A few things picked up as I begin to learn how to do my data wrangling using Jupyter notebooks.

Creating a Table of Contents

If you're tired of scrolling up and down a Jupyter notebook, creating a table of contents might be the solution. Perhaps the simplest way to do this is with the Jupyter nbextension project.

Here are the steps to take to get yourself started.

Install jupyter_contrib_nbextensions.

Activate your virtual environment. Run these commands to enable nbextensions.

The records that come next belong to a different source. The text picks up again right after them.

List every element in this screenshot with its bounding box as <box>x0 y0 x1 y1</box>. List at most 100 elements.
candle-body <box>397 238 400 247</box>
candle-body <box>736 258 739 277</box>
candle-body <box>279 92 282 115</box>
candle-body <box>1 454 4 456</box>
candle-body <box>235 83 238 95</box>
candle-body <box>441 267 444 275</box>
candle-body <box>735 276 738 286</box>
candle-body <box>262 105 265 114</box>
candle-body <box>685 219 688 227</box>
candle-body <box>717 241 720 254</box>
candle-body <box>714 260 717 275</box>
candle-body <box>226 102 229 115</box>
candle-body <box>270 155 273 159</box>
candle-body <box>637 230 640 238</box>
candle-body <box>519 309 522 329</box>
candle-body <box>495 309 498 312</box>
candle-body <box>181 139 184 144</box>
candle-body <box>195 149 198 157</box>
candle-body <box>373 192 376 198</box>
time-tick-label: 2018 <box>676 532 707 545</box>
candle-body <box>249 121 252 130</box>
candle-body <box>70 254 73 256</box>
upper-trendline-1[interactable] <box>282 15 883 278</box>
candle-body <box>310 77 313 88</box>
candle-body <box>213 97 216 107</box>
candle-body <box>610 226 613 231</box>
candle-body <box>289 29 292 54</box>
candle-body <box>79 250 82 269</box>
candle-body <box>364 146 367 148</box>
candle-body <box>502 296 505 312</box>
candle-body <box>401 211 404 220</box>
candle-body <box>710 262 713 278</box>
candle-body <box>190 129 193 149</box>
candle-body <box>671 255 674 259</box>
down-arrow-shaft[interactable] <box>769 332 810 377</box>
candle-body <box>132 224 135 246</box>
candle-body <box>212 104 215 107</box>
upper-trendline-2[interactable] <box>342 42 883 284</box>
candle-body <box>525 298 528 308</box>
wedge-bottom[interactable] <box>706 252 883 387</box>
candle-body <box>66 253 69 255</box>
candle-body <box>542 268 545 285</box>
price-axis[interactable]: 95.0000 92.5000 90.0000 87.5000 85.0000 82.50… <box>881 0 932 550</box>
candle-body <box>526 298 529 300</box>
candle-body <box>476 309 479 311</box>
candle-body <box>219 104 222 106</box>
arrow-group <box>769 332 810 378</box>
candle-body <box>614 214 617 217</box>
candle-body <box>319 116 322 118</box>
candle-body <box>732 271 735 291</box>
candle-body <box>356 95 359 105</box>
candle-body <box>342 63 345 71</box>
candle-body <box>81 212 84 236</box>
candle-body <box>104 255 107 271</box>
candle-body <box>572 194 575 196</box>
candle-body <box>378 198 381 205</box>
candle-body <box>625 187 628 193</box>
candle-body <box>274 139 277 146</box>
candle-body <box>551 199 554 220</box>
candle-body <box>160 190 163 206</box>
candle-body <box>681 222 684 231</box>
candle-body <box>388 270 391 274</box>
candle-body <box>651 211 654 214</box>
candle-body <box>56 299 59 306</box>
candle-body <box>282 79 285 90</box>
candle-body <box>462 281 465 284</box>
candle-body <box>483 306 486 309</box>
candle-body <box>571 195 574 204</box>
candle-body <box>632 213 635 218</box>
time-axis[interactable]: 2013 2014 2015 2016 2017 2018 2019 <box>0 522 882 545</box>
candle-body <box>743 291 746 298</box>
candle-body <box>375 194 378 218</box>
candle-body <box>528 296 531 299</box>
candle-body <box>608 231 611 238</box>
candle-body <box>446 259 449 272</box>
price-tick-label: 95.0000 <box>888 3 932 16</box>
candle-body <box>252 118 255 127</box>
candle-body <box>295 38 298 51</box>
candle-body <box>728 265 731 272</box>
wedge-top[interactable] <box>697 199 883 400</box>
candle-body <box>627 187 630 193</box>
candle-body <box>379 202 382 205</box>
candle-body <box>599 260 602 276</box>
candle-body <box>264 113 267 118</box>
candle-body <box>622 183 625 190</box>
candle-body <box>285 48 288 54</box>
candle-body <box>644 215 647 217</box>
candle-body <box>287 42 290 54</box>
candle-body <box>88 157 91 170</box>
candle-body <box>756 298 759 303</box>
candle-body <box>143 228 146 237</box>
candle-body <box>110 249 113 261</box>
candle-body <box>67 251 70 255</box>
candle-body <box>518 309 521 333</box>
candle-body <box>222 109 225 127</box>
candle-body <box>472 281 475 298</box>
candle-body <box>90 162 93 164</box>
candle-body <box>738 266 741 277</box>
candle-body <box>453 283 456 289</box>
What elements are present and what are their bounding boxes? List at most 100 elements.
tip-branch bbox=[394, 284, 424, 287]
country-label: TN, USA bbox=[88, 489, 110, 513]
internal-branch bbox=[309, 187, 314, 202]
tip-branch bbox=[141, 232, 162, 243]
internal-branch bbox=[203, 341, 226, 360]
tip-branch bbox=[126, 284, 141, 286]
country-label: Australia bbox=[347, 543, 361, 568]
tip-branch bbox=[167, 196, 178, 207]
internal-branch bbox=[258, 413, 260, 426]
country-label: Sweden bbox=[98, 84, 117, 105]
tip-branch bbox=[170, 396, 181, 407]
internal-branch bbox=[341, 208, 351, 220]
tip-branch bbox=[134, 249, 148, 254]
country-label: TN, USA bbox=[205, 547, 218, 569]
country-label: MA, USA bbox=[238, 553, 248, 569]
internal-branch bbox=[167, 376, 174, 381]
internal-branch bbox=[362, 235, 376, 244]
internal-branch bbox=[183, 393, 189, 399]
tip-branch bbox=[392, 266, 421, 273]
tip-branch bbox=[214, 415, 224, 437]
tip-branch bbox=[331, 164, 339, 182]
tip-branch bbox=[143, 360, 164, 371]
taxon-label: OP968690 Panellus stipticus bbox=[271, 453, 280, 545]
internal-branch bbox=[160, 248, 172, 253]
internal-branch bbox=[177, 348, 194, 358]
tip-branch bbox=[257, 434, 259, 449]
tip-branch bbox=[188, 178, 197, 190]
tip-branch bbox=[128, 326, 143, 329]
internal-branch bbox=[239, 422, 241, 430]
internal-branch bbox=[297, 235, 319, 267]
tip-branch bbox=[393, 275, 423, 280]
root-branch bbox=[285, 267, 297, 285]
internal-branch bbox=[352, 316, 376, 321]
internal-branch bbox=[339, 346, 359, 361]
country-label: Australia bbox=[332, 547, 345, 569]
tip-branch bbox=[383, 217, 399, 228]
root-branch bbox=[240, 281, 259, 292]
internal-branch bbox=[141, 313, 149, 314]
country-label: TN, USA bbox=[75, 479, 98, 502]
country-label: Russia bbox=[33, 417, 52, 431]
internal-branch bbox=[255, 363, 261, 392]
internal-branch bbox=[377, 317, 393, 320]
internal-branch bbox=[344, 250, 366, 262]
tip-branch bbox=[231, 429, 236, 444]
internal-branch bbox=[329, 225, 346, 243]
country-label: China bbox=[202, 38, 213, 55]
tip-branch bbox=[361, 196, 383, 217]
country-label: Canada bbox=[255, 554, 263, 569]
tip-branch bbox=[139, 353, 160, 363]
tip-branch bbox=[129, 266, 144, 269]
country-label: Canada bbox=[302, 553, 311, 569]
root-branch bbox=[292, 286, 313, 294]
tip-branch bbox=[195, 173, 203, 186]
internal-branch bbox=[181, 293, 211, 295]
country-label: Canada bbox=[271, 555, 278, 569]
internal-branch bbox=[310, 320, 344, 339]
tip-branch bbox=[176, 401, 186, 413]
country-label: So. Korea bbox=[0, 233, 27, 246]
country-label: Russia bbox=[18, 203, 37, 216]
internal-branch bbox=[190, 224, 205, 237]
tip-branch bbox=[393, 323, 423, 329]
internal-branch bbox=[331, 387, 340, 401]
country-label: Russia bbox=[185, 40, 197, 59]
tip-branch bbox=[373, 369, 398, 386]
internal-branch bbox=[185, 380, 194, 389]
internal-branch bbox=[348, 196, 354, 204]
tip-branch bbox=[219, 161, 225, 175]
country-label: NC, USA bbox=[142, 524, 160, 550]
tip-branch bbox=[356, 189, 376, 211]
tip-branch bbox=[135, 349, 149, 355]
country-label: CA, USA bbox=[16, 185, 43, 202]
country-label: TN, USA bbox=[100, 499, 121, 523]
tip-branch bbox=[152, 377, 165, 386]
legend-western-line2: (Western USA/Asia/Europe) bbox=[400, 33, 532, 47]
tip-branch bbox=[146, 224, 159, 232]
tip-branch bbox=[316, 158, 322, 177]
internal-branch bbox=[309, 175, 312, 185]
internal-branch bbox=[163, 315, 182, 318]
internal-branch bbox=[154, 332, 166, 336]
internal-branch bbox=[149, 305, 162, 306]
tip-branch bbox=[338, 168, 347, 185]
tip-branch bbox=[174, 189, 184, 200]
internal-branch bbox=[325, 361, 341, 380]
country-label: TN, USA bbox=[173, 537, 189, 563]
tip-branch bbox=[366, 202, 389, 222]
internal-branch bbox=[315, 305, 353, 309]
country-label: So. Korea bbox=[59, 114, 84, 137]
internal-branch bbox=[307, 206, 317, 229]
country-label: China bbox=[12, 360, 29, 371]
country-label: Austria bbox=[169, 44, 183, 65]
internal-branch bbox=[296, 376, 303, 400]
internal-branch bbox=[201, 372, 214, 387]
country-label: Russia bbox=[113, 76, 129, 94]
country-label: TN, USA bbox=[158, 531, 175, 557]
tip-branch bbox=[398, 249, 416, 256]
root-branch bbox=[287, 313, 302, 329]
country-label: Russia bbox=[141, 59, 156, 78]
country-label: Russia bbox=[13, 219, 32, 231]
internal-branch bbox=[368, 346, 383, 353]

(venv) $ jupyter contrib nbextension install --user

(venv) $ jupyter nbextensions_configurator enable --user

Start Jupyter.

  • You should see the new Nbextensions tab next to the Clusters tab, as in the screenshot below.


Open the Nbextensions tab. Select Table of Contents (2).

  • The screenshot below hints at the many other Jupyter notebook extensions now available to you.


Converting to HTML

Here's how you convert a notebook in your present working directory to HTML. (Note that you will probably first have to activate your virtual environment.)

(venv) $ jupyter nbconvert TokensLemmasStopwords.ipynb --to=html
[NbConvertApp] Converting notebook TokensLemmasStopwords.ipynb to html
[NbConvertApp] Writing 652273 bytes to TokensLemmasStopwords.html
(venv) $ 

To convert a notebook that has a table of contents:

(venv) $ jupyter nbconvert TokensLemmasStopwords.ipynb --to=html_toc
[NbConvertApp] Converting notebook TokensLemmasStopwords.ipynb to html_toc
[NbConvertApp] Writing 653494 bytes to TokensLemmasStopwords.html
(venv) $ 

Note that if your notebook has matplotlib and perhaps other visualizations, these will be reproduced in a directory of .png objects.

Table of Contents (2) provides some details on the table of contents options.

Parul Pandey's Towards Data Science post is a nice introduction to some of the other extensions you might want to explore.